In order to justify the BFOQ defense, the employer must prove there is “compelling business necessity for which no alternative exists other than the discriminatory practice” (Star Paper Corporation v. Simbol, G.R. No. 164774, 12 April 2006) Ultimately, the test of whether the BOFQ defense is valid or not, will depend on the circumstances, even with the passage of R.A. No. 10911.
Penalties and Implementing Rules
The penalty for violators of the said Act shall be a fine ranging from PhP50,000 to PhP500,000, and/or imprisonment of 3 months to 2 years.
As of date, the implementing rules and regulations (“IRR”) of the Act has yet to be crafted.

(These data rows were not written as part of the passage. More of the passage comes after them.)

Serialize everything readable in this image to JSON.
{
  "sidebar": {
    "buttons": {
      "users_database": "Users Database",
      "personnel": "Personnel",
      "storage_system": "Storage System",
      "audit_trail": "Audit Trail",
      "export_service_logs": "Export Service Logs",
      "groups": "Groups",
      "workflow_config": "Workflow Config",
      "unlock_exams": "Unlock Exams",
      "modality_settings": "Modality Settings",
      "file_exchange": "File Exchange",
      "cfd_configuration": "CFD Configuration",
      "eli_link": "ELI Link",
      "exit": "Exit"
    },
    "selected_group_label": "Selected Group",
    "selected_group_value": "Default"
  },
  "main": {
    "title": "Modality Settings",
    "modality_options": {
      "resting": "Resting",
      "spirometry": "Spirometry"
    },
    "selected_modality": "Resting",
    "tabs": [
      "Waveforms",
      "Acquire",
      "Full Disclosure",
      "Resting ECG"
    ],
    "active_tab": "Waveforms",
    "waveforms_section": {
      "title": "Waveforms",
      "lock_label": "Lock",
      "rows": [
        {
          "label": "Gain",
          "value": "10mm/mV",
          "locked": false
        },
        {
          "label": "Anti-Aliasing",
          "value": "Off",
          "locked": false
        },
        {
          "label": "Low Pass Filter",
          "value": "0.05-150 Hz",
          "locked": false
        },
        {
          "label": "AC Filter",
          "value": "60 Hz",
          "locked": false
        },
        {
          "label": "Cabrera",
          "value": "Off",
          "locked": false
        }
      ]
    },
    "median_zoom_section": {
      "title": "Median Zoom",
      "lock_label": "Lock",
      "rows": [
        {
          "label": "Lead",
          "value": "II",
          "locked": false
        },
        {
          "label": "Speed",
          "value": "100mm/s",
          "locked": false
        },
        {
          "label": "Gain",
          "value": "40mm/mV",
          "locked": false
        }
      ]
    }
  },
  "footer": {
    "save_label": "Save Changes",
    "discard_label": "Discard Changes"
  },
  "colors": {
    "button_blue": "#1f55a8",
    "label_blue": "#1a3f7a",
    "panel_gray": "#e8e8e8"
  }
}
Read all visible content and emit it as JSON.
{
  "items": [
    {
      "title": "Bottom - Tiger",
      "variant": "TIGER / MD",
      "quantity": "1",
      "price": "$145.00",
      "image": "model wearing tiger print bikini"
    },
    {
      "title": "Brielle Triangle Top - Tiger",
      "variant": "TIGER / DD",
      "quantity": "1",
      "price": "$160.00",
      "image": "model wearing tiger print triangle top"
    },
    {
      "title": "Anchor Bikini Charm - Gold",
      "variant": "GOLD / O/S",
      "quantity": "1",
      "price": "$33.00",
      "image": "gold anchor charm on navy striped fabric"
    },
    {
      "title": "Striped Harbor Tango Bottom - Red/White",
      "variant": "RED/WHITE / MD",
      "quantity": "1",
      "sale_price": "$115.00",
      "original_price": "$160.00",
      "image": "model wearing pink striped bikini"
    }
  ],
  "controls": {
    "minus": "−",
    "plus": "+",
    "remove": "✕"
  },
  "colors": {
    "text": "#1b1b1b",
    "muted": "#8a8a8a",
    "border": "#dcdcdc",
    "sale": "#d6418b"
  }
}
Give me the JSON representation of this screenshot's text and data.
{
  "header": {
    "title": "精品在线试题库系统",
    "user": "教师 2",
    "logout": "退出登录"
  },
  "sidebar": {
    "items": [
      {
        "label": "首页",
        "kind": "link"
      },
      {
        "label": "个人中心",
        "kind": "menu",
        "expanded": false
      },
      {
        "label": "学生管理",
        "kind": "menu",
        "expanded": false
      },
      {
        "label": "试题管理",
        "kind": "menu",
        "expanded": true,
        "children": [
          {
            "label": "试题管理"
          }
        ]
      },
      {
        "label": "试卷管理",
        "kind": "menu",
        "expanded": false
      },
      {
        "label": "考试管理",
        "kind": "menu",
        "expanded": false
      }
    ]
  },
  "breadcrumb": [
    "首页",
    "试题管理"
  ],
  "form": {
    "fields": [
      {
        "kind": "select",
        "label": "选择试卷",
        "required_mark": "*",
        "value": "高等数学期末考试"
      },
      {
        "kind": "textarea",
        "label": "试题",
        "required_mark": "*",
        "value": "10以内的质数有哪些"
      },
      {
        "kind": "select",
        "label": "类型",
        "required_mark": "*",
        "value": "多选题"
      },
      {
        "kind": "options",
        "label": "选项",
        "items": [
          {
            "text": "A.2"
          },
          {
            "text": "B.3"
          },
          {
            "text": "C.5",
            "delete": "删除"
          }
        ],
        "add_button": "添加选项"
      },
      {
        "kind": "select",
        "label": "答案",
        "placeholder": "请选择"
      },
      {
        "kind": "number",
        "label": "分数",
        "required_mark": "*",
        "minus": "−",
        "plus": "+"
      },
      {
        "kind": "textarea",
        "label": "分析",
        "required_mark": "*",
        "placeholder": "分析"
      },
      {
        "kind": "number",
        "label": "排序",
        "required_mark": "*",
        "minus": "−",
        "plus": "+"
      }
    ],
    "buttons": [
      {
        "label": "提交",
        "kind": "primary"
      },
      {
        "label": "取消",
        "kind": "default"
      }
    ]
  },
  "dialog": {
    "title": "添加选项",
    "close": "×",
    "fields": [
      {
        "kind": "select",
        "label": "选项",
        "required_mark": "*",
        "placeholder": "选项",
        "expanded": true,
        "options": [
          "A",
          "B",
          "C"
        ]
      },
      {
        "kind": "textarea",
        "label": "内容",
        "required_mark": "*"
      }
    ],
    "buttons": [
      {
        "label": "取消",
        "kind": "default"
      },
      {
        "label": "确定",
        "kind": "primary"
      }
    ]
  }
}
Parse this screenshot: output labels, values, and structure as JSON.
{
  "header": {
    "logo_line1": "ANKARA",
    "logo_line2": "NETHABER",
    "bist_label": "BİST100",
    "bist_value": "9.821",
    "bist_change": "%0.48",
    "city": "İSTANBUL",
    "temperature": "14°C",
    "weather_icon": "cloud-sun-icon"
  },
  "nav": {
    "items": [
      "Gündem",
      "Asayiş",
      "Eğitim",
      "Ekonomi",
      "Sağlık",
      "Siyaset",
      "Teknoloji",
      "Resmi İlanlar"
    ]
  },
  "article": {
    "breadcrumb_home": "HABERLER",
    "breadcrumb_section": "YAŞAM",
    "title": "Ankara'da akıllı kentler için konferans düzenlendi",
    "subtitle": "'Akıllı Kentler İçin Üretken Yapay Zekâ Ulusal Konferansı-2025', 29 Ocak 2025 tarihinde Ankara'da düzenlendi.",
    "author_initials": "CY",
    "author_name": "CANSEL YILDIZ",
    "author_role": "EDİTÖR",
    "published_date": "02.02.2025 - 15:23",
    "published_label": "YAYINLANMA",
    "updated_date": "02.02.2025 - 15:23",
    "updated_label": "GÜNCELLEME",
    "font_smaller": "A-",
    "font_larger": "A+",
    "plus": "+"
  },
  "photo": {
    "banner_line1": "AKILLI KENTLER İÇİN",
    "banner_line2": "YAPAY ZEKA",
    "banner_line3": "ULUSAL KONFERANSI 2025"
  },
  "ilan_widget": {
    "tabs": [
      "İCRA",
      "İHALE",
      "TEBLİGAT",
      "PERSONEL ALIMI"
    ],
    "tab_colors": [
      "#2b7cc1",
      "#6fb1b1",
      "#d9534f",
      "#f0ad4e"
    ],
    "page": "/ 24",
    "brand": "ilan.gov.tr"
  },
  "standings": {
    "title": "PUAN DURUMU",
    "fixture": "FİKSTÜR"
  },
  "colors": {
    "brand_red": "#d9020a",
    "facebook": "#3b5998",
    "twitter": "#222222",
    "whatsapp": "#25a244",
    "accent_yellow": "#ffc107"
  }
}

It is a well-settled rule that the determination of qualifications of applicants and employees for hiring, promoting and dismissing is a prerogative of the management (NAFLU et. al. v NLRC, G.R. No. 90739, 3 October 1991). But while such prerogative is inherent in business enterprises, it is also subject to limitations by law, collective bargaining agreements, and general principles of fairness and justice (Norkis Trading Co., Inc. et.al. v Melvin Gnilo, G.R. No. 159730, 11 February 2008). At this instance, the Act serves as a positive pronouncement for both employees and employers, that age-based discrimination in employment is now undeniably unlawful.